Part fiction, part autobiography, this stream-of-consciousness narrative enthralled us, and we were drawn to the romance of this quote in particular. It summons images of coffee-fueled poetry benders in Greenwich Village, beat generation poets, romantic dissidents, reaching into the ether of language for sense-making, lifting up the wall-to-wall carpet of American culture to see where all the dirtiest secrets had been swept.

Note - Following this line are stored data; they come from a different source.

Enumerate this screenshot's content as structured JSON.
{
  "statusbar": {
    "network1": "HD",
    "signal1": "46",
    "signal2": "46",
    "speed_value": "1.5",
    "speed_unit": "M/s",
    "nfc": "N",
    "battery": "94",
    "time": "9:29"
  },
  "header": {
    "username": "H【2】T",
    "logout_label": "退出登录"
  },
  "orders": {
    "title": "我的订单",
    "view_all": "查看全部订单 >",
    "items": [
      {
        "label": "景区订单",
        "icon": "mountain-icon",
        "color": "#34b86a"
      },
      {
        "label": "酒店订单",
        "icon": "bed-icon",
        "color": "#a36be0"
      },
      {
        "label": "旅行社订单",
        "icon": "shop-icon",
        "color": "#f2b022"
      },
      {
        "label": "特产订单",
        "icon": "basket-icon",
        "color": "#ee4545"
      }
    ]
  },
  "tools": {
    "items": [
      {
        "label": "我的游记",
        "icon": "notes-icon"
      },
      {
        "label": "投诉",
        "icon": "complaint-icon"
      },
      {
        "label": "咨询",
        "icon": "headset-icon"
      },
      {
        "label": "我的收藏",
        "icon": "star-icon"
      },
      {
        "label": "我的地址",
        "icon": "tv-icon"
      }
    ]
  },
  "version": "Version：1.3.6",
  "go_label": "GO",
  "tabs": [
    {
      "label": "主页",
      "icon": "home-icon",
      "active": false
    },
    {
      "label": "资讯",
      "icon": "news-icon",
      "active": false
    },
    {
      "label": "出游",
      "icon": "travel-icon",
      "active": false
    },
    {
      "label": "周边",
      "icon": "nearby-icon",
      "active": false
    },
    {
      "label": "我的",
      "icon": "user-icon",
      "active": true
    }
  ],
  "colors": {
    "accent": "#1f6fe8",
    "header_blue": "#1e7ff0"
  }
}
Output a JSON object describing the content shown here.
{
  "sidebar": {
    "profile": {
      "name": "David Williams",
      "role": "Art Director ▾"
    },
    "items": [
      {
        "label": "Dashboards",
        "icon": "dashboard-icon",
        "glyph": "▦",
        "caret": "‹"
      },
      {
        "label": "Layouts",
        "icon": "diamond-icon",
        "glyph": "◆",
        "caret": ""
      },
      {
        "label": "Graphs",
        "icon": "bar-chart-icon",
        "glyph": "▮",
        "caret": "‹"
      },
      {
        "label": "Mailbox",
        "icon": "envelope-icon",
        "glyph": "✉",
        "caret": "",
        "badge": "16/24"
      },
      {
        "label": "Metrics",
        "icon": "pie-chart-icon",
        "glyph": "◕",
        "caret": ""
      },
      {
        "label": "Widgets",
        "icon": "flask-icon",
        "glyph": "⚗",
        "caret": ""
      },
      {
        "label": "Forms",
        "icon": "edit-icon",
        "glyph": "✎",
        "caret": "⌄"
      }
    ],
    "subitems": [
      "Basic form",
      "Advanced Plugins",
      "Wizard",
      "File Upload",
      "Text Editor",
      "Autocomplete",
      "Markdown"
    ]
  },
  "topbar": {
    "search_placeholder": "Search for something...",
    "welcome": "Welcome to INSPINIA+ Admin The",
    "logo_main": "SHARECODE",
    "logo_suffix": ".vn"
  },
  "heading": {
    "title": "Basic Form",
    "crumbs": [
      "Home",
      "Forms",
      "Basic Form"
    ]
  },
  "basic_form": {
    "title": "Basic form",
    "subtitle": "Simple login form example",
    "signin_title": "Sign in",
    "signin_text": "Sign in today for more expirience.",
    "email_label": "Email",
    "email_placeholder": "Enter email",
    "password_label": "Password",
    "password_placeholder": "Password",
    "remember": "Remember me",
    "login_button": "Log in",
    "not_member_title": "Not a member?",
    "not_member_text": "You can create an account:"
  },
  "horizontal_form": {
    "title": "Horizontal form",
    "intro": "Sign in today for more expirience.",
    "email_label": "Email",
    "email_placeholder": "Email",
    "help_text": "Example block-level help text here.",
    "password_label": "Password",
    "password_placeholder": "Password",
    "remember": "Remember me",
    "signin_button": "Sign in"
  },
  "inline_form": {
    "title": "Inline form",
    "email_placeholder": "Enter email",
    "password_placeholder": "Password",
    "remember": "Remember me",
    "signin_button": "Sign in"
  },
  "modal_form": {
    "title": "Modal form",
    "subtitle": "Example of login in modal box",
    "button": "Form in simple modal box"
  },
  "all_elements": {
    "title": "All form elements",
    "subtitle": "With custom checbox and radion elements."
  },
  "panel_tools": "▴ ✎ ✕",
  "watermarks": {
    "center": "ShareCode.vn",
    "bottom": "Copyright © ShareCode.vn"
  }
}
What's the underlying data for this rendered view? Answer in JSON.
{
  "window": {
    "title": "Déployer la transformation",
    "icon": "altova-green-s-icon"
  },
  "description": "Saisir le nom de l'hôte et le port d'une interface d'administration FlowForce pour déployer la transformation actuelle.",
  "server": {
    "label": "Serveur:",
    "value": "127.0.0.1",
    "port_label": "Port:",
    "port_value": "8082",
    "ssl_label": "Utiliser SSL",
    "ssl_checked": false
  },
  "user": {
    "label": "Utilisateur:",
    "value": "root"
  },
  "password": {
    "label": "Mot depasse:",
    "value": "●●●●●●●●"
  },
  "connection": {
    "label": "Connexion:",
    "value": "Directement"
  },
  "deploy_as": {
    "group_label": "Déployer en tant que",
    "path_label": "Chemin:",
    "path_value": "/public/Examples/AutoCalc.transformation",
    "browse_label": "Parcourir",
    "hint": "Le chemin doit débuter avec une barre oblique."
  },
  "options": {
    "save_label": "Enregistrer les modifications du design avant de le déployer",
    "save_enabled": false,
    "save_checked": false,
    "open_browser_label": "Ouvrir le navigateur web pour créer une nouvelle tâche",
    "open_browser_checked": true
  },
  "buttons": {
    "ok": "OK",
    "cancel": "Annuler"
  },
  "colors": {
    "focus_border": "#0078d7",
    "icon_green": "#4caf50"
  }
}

There's so much extraordinary language in Mr. Ferlinghetti's work but we gravitated to this quote, perhaps a bit for the sake of nostalgia, but it also sums up a fundamental lesson he has taught us: that meaning-making is first and foremost a communal act.

View the Print
CLIENT: PENGUIN RANDOM HOUSE

Subtext Postcards

We partnered with Penguin Random House to create Subtext - a collection of cheeky postcards. 

Classic literature meets contemporary colloquialisms. The Subtext collection alludes to the unspoken thoughts, implicit meanings and unadulterated truths that prove human experiences are timeless.

AVAILABLE ON AMAZON
CLIENT: DOUBLEDAY

Custom Print

We collaborated with Doubleday on a print to celebrate the launch of Nell Stevens' book The Victorian and the Romantic. The book opens with a quote on the writing process from Elizabeth Barrett Browning's epic poem Aurora Leigh. We responded to the idea of one’s audience being solely a future self who looks back with pride on achievements, rather than a preoccupation with current social image, imaginary fears and expectations.

This illustration is now available as part of our Women Writers Collection.

VIEW THE PRINT
CLIENT: ANDREWS MCMEEL

Custom Print

We collaborated with Andrews McMeel Universal and Najwa Zebian to create an illustration for the live poetry event These Are Our Words, hosted by Read Poetry, Belletrist, Obvious State and Bowery Poetry in New York City on Sunday, April 7, 2019. 

We drew our inspiration for the illustration from a quote by Najwa Zebian: "These mountains that you are carrying, you were only supposed to climb." 

We love the idea embedded in this quote, and the clever use of antithesis. In our illustration, a mountain is inverted and mirrored, transforming itself from a burden into a benefit. And as with many situations in life, it's often all about perspective.